The problem is that even after several listens, the album just blends into one, without much to distinguish between the songs. While the songs are pleasant enough while they’re on, by the time the listener has progressed to the next track, it’s not common to remember what the previous one sounded like. Subsequent listens to the whole album compound this issue, rather than actually changing it. And therein lies the problem: whilst only the most soulless of beings would sit there listening out for a band’s unique selling point (ugh), it’s hard to actually pinpoint anything on this record that sets it apart from its peers.
No doubt the band have very cool record collections and have ingested a lot of great music. You can tell they have. Unfortunately, the reality is that a track will remind you of the work of such-and-such-a-band, and the devil on your shoulder (or should that be on your ear) whispers: ‘such and such a band do it better.’ It’s not an awful or dull record, but the problem is that it is a rather average record. That’s no help to a band looking to move up a rung commercially, and if people are going to spend their hard-earned cash on an album (as opposed to streaming it or downloading it for free), they will want to get their money’s worth. And if listeners already own much of the influences on here, it’s hard to work out why they’d spend their time on a band who don’t really take those influences any further but seem to see them as an end in themselves.
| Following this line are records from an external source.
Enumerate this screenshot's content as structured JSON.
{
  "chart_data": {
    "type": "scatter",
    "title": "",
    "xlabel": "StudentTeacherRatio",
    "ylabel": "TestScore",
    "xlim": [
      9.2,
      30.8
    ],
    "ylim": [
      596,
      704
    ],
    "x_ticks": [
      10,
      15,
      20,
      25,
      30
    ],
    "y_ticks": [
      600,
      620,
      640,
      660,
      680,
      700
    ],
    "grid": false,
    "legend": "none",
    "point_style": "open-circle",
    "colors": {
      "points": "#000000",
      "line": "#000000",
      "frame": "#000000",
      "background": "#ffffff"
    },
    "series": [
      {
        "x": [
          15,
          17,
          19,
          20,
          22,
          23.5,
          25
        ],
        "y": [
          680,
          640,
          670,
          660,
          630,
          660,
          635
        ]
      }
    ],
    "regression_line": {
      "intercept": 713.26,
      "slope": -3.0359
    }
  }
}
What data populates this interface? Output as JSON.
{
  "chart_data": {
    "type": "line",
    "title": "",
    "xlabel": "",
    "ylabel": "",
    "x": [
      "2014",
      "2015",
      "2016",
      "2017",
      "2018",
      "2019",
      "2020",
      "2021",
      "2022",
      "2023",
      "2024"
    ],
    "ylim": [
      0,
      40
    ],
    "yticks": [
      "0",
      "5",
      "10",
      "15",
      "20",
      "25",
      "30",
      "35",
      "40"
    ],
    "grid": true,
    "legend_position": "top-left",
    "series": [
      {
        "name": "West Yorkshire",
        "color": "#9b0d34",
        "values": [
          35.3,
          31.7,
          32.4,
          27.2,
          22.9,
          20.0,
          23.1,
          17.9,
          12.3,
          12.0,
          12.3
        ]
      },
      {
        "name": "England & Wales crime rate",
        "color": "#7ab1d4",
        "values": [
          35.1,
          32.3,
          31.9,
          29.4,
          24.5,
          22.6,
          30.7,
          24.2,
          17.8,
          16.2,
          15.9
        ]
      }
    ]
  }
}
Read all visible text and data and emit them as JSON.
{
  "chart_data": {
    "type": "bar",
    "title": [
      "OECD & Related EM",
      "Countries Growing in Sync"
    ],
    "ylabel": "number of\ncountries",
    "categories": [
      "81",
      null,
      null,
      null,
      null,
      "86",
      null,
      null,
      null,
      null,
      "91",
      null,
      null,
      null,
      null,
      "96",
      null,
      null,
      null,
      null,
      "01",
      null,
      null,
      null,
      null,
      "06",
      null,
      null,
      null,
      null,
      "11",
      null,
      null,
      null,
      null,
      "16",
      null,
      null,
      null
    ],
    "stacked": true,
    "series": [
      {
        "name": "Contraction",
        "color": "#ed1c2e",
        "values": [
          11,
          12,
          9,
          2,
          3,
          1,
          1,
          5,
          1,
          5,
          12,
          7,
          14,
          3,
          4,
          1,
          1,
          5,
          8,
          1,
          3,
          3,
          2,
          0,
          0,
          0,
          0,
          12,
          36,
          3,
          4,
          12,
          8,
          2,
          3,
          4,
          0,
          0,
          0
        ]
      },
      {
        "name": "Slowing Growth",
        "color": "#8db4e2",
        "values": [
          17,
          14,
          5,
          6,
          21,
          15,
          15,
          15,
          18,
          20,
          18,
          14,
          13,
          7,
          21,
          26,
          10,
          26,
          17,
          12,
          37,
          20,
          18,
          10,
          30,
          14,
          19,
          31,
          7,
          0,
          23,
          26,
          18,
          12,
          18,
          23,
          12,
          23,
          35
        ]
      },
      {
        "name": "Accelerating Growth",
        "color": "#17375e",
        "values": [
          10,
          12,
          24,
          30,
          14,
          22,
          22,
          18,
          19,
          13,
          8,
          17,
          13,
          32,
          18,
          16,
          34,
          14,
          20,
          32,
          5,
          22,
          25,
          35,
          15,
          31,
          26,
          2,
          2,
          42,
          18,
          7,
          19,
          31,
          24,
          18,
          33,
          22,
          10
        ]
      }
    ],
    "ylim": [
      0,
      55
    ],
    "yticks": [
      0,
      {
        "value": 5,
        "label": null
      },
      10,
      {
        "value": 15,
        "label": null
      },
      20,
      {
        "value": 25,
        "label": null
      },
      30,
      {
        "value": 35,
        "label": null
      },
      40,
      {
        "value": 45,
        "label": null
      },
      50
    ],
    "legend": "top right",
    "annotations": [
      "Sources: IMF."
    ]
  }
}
It’s not stale-sounding – but nor is it fresh, either.
The final two tracks on the album ‘My Evil Twin’ and ‘Dumb Fun’ represent an improvement – but they also show up how lacking the middle of the album is. Sure, if you’ve never heard much rock music before (an unlikely thing at this point in history, I would have thought) then this may seem like something new. Otherwise, it’s hard to find much to hold onto here.